The weak results confirm why Sky wanted to merge with Vodafone NZ, a deal that was knocked off by the country’s competition regulators. Both companies decided to challenge that ruling, then dropped it for no apparent reason, despite talking up their chances of reversing it.
Co-incidentally Vodafone NZ revealed its 2016-17 results on Monday, reporting a $NZ40 million which was better than the $NZ18 million loss from the previous year. But the improvement was due to a $NZ36 million cut in financing costs (interest and fees) after the UK parent injected more money into the company and reduced the interest rate the NZ arm pays the parent on internal loans.
That is a classic way of shifting profits by multi-nationals. Interestingly, Foxtel has a similar structure with shareholder loans from News and Telstra.
Those loans totalled $962 million at June 30, up from the $902 million at the end of June 2016 – a figure that had remained constant from when the money was used to help finance the takeover of Austar in 2012. That loan had a high interest rate of 12%, cut to 1.5% in June 2016 as Foxtel’s finances worsened. The higher 12% rate used to see $108 million distributed to News and Telstra, as well as regular distributions from cash flows.
But in the year to June 30,2017 (when the new 10.5% rate applied), Foxtel only paid $35 million in total to News and Telstra, with the other $59 million of interested capitalised and added to the loan, pushing the amount owed up to $962 million. Foxtel also abandoned distributions to both shareholders – three years ago those distributions had totalled $250 million.

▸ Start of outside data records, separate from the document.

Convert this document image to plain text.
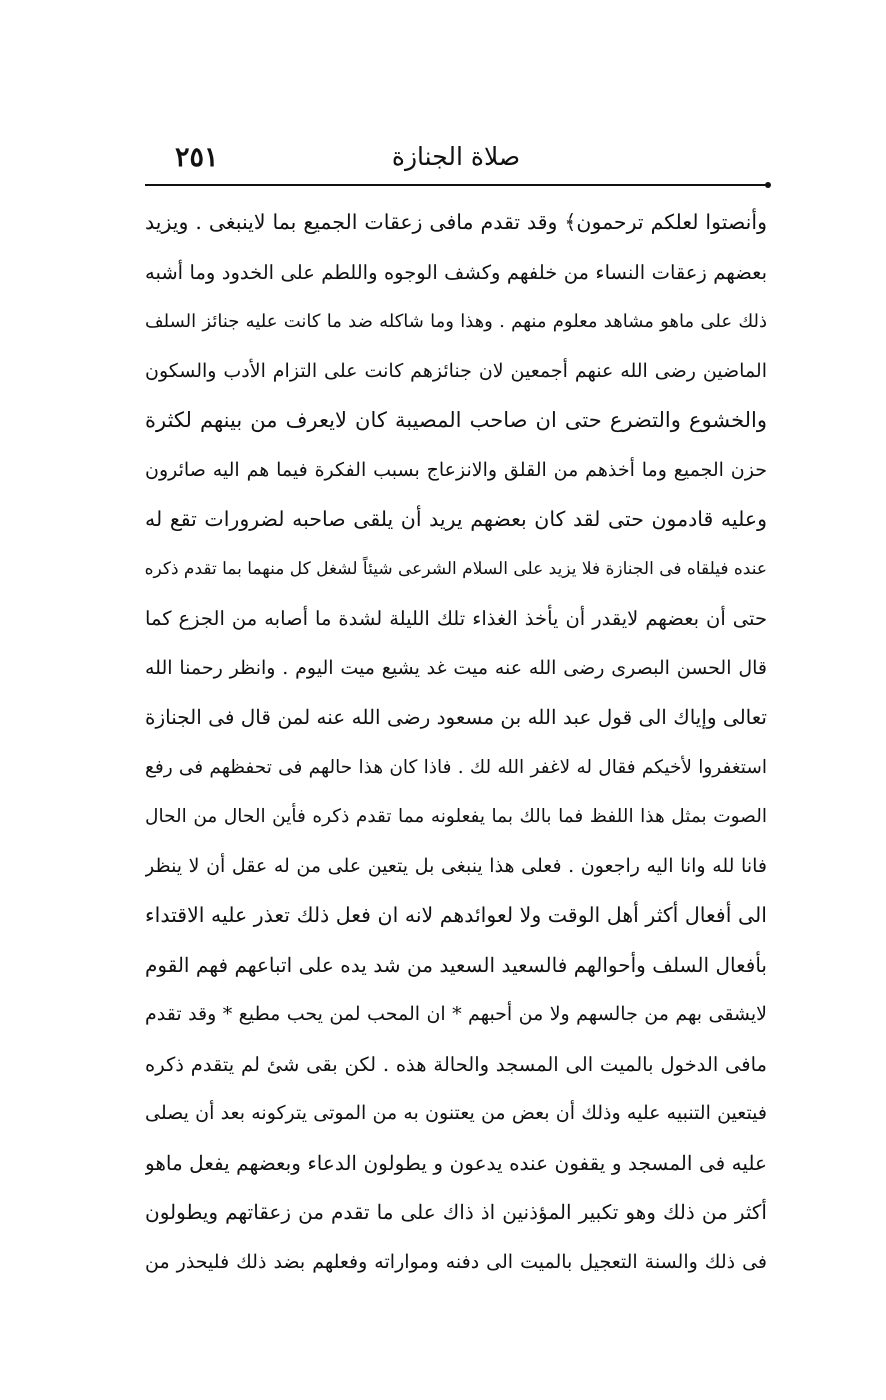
٢٥١	صلاة الجنازة
وأنصتوا لعلكم ترحمون﴾ وقد تقدم مافى زعقات الجميع بما لاينبغى . ويزيد
بعضهم زعقات النساء من خلفهم وكشف الوجوه واللطم على الخدود وما أشبه
ذلك على ماهو مشاهد معلوم منهم . وهذا وما شاكله ضد ما كانت عليه جنائز السلف
الماضين رضى الله عنهم أجمعين لان جنائزهم كانت على التزام الأدب والسكون
والخشوع والتضرع حتى ان صاحب المصيبة كان لايعرف من بينهم لكثرة
حزن الجميع وما أخذهم من القلق والانزعاج بسبب الفكرة فيما هم اليه صائرون
وعليه قادمون حتى لقد كان بعضهم يريد أن يلقى صاحبه لضرورات تقع له
عنده فيلقاه فى الجنازة فلا يزيد على السلام الشرعى شيئاً لشغل كل منهما بما تقدم ذكره
حتى أن بعضهم لايقدر أن يأخذ الغذاء تلك الليلة لشدة ما أصابه من الجزع كما
قال الحسن البصرى رضى الله عنه ميت غد يشيع ميت اليوم . وانظر رحمنا الله
تعالى وإياك الى قول عبد الله بن مسعود رضى الله عنه لمن قال فى الجنازة
استغفروا لأخيكم فقال له لاغفر الله لك . فاذا كان هذا حالهم فى تحفظهم فى رفع
الصوت بمثل هذا اللفظ فما بالك بما يفعلونه مما تقدم ذكره فأين الحال من الحال
فانا لله وانا اليه راجعون . فعلى هذا ينبغى بل يتعين على من له عقل أن لا ينظر
الى أفعال أكثر أهل الوقت ولا لعوائدهم لانه ان فعل ذلك تعذر عليه الاقتداء
بأفعال السلف وأحوالهم فالسعيد السعيد من شد يده على اتباعهم فهم القوم
لايشقى بهم من جالسهم ولا من أحبهم * ان المحب لمن يحب مطيع * وقد تقدم
مافى الدخول بالميت الى المسجد والحالة هذه . لكن بقى شئ لم يتقدم ذكره
فيتعين التنبيه عليه وذلك أن بعض من يعتنون به من الموتى يتركونه بعد أن يصلى
عليه فى المسجد و يقفون عنده يدعون و يطولون الدعاء وبعضهم يفعل ماهو
أكثر من ذلك وهو تكبير المؤذنين اذ ذاك على ما تقدم من زعقاتهم ويطولون
فى ذلك والسنة التعجيل بالميت الى دفنه ومواراته وفعلهم بضد ذلك فليحذر من
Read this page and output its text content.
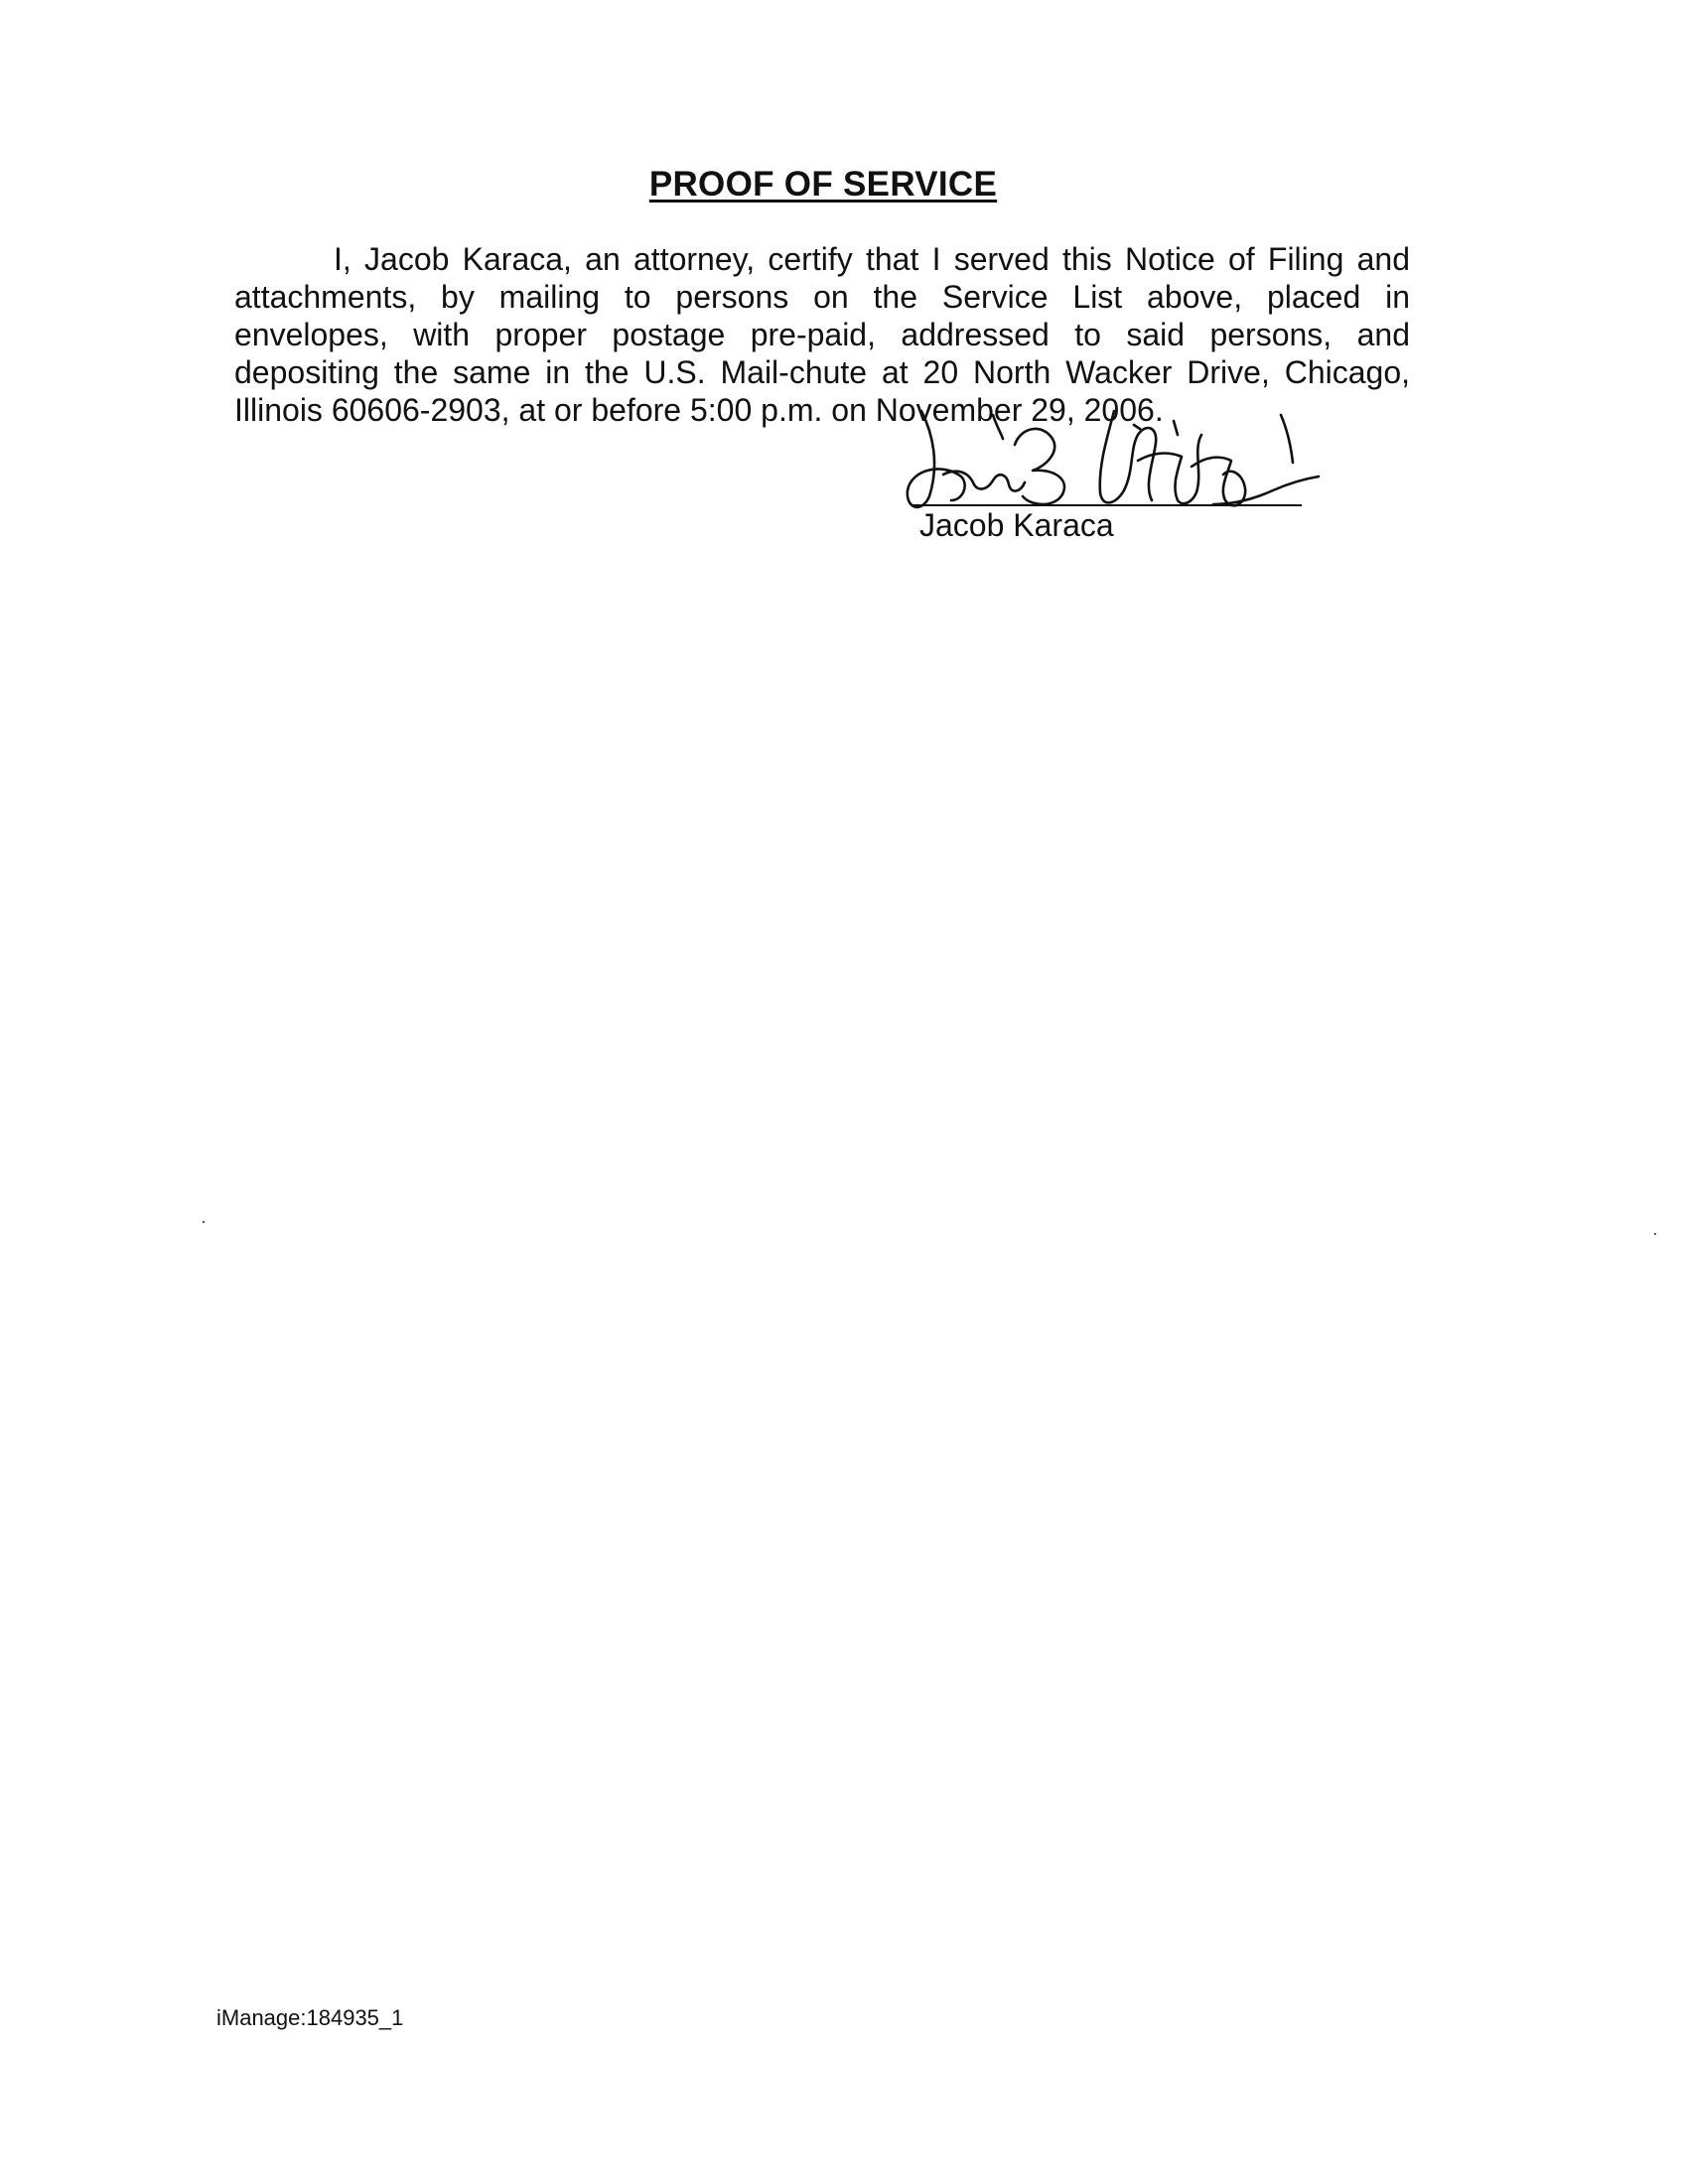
PROOF OF SERVICE
I, Jacob Karaca, an attorney, certify that I served this Notice of Filing and
attachments, by mailing to persons on the Service List above, placed in
envelopes, with proper postage pre-paid, addressed to said persons, and
depositing the same in the U.S. Mail-chute at 20 North Wacker Drive, Chicago,
Illinois 60606-2903, at or before 5:00 p.m. on November 29, 2006.
Jacob Karaca
iManage:184935_1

It seems the financial pressures on Pay TV are similar on both sides of the Tasman.
News and Telstra want to break up their ownership structure with News selling Fox Sports into Foxtel and taking a 65% stake (with Telstra holding the remaining 35%).
Telstra wants to quit its stake in Foxtel and it wouldn’t surprise if its 35% stake is floated off to the market, perhaps with some of News’ holding.